Question

If the Wronskian \(W\) of \(f\) and \(g\) is \(3 e^{4 t}\), and if \(f(t)=e^{2 t},\) find \(g(t)\)

Short answer

Question: Determine the function g(t) given that the Wronskian W of the functions f(t) and g(t) is 3e^(4t) and the function f(t) is e^(2t). Answer: g(t) = 3te^(2t) + Ce^(2t), where C is an arbitrary constant.

Step-by-step solution

Write down the given information

We are given the following: - Wronskian, \(W = 3e^{4t}\) - Function \(f(t) = e^{2t}\) Our task is to find the function \(g(t)\).

Compute the derivative of \(f(t)\)

In order to use the Wronskian formula, we need to find the derivative of \(f(t)\). Differentiating \(f(t) = e^{2t}\) with respect to \(t\), we get: \(f'(t) = 2e^{2t}\)

Write down the Wronskian formula and substitute the given information

We know that the Wronskian is given by the formula: \(W(f,g) = fg' - f'g\) Substitute the given information into the formula: \(3e^{4t} = (e^{2t})(g'(t)) - (2e^{2t})(g(t))\)

Solve the differential equation for \(g(t)\)

Now, we need to solve the differential equation for \(g(t)\). This is a first-order linear inhomogeneous differential equation. Let's first divide through by \(e^{2t}\): \(\frac{3e^{4t}}{e^{2t}}=g'(t)-2g(t)\) Simplify the equation: \(3e^{2t}=g'(t)-2g(t)\) Let's write it in the form of a first-order linear differential equation: \(g'(t) - 2g(t) = 3e^{2t}\)

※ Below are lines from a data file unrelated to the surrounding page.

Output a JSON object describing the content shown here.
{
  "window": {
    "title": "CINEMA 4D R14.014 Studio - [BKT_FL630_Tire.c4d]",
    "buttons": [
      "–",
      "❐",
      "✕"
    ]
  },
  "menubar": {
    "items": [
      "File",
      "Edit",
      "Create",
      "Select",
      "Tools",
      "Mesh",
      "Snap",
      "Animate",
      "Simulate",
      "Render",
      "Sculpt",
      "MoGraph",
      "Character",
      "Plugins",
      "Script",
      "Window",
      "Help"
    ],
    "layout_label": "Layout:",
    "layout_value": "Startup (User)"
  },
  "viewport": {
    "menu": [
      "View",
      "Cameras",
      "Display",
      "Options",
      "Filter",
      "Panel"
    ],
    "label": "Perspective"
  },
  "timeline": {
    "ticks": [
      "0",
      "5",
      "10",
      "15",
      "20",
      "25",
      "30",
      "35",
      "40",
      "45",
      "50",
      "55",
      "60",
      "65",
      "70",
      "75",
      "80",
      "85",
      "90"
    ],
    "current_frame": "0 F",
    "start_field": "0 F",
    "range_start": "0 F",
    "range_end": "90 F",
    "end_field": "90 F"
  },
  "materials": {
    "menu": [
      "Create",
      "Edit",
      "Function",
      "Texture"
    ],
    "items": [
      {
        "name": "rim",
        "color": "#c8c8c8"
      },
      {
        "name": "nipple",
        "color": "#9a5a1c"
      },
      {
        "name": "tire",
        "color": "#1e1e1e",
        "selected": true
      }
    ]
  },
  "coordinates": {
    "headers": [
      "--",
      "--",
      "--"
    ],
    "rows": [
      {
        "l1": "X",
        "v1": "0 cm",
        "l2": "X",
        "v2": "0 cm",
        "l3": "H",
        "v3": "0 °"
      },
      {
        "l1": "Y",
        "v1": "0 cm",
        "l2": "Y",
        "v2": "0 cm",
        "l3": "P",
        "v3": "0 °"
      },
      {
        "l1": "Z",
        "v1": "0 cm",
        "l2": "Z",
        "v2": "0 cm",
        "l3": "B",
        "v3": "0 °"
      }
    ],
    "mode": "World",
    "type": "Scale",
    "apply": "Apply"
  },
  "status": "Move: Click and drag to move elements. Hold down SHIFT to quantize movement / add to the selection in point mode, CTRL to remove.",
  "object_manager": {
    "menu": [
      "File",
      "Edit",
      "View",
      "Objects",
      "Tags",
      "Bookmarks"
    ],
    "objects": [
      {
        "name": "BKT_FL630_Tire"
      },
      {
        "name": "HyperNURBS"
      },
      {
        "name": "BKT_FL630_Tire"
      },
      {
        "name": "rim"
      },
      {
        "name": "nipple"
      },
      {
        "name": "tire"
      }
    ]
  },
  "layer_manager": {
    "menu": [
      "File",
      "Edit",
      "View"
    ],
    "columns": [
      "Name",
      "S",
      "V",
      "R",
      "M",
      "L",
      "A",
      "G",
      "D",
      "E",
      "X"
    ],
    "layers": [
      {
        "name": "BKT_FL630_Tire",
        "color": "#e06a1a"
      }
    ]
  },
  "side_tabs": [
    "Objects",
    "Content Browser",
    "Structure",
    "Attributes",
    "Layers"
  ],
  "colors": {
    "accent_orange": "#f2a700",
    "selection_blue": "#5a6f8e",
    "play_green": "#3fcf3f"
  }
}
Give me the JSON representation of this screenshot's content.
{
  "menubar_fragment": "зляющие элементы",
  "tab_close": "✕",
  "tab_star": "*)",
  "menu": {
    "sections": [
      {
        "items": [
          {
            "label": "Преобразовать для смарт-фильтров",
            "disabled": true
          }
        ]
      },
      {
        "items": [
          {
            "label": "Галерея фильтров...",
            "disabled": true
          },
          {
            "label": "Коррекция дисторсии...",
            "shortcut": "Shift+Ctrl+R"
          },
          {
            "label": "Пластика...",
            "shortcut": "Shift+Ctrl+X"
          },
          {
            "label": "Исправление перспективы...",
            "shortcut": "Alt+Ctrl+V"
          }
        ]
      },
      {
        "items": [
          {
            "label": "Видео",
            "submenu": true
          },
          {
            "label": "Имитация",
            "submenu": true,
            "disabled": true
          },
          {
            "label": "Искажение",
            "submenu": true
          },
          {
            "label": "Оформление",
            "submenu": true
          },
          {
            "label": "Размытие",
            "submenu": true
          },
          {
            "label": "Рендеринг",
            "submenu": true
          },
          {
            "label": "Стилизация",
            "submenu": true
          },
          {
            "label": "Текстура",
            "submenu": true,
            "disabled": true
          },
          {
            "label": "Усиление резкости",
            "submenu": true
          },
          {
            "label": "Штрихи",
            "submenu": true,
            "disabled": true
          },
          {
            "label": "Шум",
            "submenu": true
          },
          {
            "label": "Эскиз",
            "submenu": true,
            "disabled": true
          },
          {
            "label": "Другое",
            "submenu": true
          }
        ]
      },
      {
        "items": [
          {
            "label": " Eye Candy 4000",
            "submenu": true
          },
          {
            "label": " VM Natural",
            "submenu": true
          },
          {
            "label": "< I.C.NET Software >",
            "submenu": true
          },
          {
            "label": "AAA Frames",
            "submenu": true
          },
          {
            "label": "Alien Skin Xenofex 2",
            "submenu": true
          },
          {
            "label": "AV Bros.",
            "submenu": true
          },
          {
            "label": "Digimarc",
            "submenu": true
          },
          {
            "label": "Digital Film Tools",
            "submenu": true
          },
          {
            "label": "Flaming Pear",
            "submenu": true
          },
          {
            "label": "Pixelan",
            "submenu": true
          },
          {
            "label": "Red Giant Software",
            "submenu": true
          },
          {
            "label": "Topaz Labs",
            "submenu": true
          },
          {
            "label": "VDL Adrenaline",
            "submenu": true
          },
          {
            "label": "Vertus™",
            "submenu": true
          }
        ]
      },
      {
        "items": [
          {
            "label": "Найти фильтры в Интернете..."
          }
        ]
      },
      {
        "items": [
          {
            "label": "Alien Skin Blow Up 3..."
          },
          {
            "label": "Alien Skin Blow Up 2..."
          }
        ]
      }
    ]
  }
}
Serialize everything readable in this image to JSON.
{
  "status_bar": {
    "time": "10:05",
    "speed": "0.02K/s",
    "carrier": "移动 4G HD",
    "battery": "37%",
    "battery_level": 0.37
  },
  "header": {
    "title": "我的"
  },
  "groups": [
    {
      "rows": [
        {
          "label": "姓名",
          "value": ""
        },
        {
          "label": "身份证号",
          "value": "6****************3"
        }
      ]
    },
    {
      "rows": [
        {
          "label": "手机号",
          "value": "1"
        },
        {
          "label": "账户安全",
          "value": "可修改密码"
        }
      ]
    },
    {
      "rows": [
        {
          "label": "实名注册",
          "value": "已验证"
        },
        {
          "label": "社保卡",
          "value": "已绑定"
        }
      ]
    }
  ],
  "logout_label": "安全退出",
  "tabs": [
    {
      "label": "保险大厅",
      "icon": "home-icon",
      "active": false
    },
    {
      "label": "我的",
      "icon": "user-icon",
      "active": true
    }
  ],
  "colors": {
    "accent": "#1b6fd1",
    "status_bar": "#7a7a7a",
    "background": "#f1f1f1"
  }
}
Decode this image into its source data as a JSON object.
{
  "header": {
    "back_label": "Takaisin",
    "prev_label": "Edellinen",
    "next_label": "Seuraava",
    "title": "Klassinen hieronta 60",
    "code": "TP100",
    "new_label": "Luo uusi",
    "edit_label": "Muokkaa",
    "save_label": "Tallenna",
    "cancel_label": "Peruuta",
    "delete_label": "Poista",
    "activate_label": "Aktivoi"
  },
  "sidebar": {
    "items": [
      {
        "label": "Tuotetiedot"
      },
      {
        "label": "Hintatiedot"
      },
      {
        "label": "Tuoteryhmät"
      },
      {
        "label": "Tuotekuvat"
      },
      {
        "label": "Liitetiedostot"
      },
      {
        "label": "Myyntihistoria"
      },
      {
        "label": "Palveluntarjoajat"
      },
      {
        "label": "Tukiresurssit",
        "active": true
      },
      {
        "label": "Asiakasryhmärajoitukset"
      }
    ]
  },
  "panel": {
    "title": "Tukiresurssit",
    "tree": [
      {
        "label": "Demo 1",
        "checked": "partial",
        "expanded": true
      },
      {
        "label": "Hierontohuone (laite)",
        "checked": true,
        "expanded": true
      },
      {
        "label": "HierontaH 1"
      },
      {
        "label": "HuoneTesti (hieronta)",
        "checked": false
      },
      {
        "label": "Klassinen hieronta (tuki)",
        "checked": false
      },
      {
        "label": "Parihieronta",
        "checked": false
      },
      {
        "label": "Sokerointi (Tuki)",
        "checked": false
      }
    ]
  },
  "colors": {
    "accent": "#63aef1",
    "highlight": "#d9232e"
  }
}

Use the integrating factor method to solve the differential equation

We can solve this differential equation using the integrating factor method. First, we calculate the integrating factor (\(IF\)): \(IF = e^{\int -2dt} = e^{-2t}\) Now, multiply both sides of the differential equation by the integrating factor: \(e^{-2t}g'(t) - 2e^{-2t}g(t) = 3e^{2t}e^{-2t}\) This simplifies to: \((e^{-2t}g(t))' = 3\) Now, integrate both sides with respect to \(t\): \(\int(e^{-2t}g(t))' dt = \int 3 dt\) This gives: \(e^{-2t}g(t) = 3t + C\) Now, multiply both sides by the integrating factor's inverse, which is \(e^{2t}\): \(g(t) = 3te^{2t} + Ce^{2t}\) Here, \(g(t)\) is the function we were looking for, and \(C\) is an arbitrary constant.